74 – Leif

Ich sitze am Küchentisch gleich neben dem Fenster, hier habe ich so gut wie jedes Frühstück meines Lebens eingenommen.

Weit dort oben sehe ich die Berghänge. Noch sind sie schwarz und nackt, aber bald wird eines Morgens der erste Puderzucker darauf liegen.

Jetzt heize ich schon den Ofen an, sonst wird es im Haus zu fröstelig. All das Feuerholz zu machen, das es braucht, allein um die Stube das Winterhalbjahr über warm zu halten, ist schon sehr mühsam, aber ich liebe diese Arbeit, und ich freue mich, dass ich sie immer noch schaffe.

Haavard hatte vorgeschlagen, ich könnte eine Wärmepumpe einbauen lassen.

Das mache ich erst, wenn es möglicherweise mal nicht mehr anders geht.

Aber jetzt muss ich die ganze Zeit an Wärmepumpen denken, weil ich so viel an Haavard denke.

Der Gedanke an den Unfall ist quälend.

Gleich draußen vor dem Fenster steht unser Ahornbaum, rot und gelb, wie ein Feuer. Im Radio läuft Fields of Gold von Eva Cassidy. Vor ihr kam Kari Bremnes. Eine schöne, elegante Frau, auch wenn ihre merkwürdigen Augen mich an Agnes denken lassen und ihren zweifarbigen Blick.

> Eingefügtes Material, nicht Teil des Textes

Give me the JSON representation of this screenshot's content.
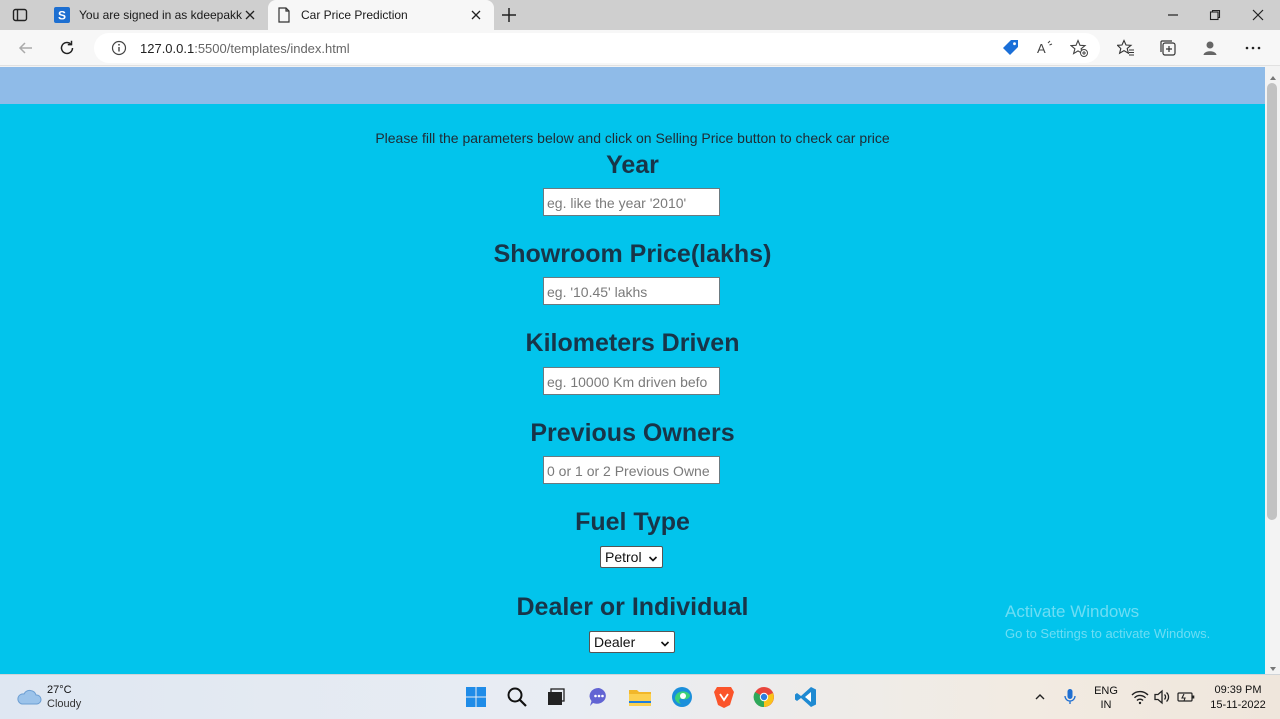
{
  "browser": {
    "tabs": [
      {
        "title": "You are signed in as kdeepakkun",
        "favicon": "s-logo-icon",
        "active": false
      },
      {
        "title": "Car Price Prediction",
        "favicon": "page-icon",
        "active": true
      }
    ],
    "url_host": "127.0.0.1",
    "url_rest": ":5500/templates/index.html"
  },
  "page": {
    "intro": "Please fill the parameters below and click on Selling Price button to check car price",
    "year": {
      "label": "Year",
      "placeholder": "eg. like the year '2010'"
    },
    "price": {
      "label": "Showroom Price(lakhs)",
      "placeholder": "eg. '10.45' lakhs"
    },
    "km": {
      "label": "Kilometers Driven",
      "placeholder": "eg. 10000 Km driven befo"
    },
    "owners": {
      "label": "Previous Owners",
      "placeholder": "0 or 1 or 2 Previous Owne"
    },
    "fuel": {
      "label": "Fuel Type",
      "selected": "Petrol"
    },
    "seller": {
      "label": "Dealer or Individual",
      "selected": "Dealer"
    }
  },
  "watermark": {
    "line1": "Activate Windows",
    "line2": "Go to Settings to activate Windows."
  },
  "taskbar": {
    "temperature": "27°C",
    "condition": "Cloudy",
    "lang1": "ENG",
    "lang2": "IN",
    "time": "09:39 PM",
    "date": "15-11-2022"
  },
  "colors": {
    "page_bg": "#02c4ec",
    "band": "#8fbbe8",
    "heading": "#183549"
  }
}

Wenn ich schlafen will, muss ich eine Tablette nehmen. Jahrelang ging es ohne, in diesem Sommer habe ich wieder damit angefangen.

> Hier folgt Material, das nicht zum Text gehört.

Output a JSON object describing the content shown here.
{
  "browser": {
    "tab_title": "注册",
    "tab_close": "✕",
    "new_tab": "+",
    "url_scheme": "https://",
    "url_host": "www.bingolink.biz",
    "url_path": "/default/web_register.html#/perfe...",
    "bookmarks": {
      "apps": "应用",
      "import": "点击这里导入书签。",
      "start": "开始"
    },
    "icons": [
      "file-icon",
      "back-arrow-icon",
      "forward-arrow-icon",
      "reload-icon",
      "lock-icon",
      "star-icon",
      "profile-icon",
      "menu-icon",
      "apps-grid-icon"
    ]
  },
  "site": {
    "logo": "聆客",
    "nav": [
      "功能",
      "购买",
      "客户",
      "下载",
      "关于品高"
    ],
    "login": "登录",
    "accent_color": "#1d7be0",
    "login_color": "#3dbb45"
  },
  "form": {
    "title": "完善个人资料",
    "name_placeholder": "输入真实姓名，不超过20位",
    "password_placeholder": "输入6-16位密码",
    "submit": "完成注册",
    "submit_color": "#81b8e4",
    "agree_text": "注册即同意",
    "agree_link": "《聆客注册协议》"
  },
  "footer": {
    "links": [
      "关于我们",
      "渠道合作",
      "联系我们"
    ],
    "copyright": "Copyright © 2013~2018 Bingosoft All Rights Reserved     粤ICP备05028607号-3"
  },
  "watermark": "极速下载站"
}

Aber ich nehme immer nur eine, mehr nicht, ich darf nicht wieder das Maß verlieren, muss an etwas anderes denken als an Haavard und Clara und die Jungs und Agnes.

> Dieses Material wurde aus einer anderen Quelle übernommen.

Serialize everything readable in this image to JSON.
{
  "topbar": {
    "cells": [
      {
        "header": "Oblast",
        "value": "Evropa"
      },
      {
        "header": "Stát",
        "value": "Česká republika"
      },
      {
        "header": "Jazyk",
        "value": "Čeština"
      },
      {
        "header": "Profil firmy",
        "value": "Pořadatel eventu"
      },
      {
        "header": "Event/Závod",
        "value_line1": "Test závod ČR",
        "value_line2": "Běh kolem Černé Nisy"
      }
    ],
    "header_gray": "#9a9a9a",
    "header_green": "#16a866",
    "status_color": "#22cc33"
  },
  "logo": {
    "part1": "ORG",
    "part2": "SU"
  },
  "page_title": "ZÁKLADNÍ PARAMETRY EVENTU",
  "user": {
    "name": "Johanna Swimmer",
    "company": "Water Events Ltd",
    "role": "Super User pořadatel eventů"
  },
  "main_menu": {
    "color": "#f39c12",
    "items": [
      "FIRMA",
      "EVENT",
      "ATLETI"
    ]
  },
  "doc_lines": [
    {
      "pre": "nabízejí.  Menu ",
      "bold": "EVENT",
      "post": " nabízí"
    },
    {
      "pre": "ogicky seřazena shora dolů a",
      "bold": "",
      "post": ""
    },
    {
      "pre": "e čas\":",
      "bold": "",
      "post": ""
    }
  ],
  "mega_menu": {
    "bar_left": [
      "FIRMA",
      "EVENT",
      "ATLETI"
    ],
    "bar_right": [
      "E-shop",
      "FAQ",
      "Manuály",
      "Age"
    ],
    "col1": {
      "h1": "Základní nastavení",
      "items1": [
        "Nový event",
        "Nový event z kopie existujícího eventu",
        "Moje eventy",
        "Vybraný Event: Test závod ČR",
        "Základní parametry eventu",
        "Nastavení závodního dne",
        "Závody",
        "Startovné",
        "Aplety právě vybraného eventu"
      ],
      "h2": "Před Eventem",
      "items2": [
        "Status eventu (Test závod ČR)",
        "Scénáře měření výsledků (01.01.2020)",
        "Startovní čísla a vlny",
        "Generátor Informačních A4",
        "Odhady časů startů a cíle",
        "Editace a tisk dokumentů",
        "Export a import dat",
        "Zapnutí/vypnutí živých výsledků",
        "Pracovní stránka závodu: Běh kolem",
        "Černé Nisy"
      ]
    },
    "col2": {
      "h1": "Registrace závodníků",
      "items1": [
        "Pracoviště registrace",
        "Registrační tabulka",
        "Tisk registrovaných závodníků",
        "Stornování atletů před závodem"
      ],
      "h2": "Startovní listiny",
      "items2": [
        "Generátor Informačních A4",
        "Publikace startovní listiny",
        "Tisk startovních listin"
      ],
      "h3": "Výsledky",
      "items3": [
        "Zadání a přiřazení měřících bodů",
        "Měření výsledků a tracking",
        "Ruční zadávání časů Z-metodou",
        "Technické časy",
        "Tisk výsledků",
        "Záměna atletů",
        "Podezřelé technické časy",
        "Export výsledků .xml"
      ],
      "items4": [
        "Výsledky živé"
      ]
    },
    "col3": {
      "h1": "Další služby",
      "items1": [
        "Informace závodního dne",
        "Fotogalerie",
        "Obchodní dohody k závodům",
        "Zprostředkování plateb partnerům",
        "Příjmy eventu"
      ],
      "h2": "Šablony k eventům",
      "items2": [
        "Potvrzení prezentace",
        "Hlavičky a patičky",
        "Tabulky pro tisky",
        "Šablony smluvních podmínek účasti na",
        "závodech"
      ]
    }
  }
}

Diese Frau aus Kleivhøgda ruft ständig an, Bodil, sie sagt, ich solle kommen und mit Agnes reden, es sei wichtig, sie müsse mir etwas erzählen. Ich habe noch nicht darauf reagiert.

Bella schmiegt sich auffordernd an meine Füße. Ich stehe auf, gehe von ihr begleitet zum Kühlschrank, nehme die Schachtel mit dem Katzenfutter raus und fülle die roten, grünen und gelben Pellets in ihr Futterschälchen. Zufrieden schnurrend kaut sie los, wie immer ist das Knuspern zu hören.

Ich setze mich wieder an den Tisch vor mein Käsebrot, trinke einen Schluck Kaffee. Ich schlage die Zeitung auf. Sie kommt dreimal pro Woche, Clara hat mir ein Abonnement geschenkt.

Ein Artikel nimmt fast die gesamte Titelseite ein.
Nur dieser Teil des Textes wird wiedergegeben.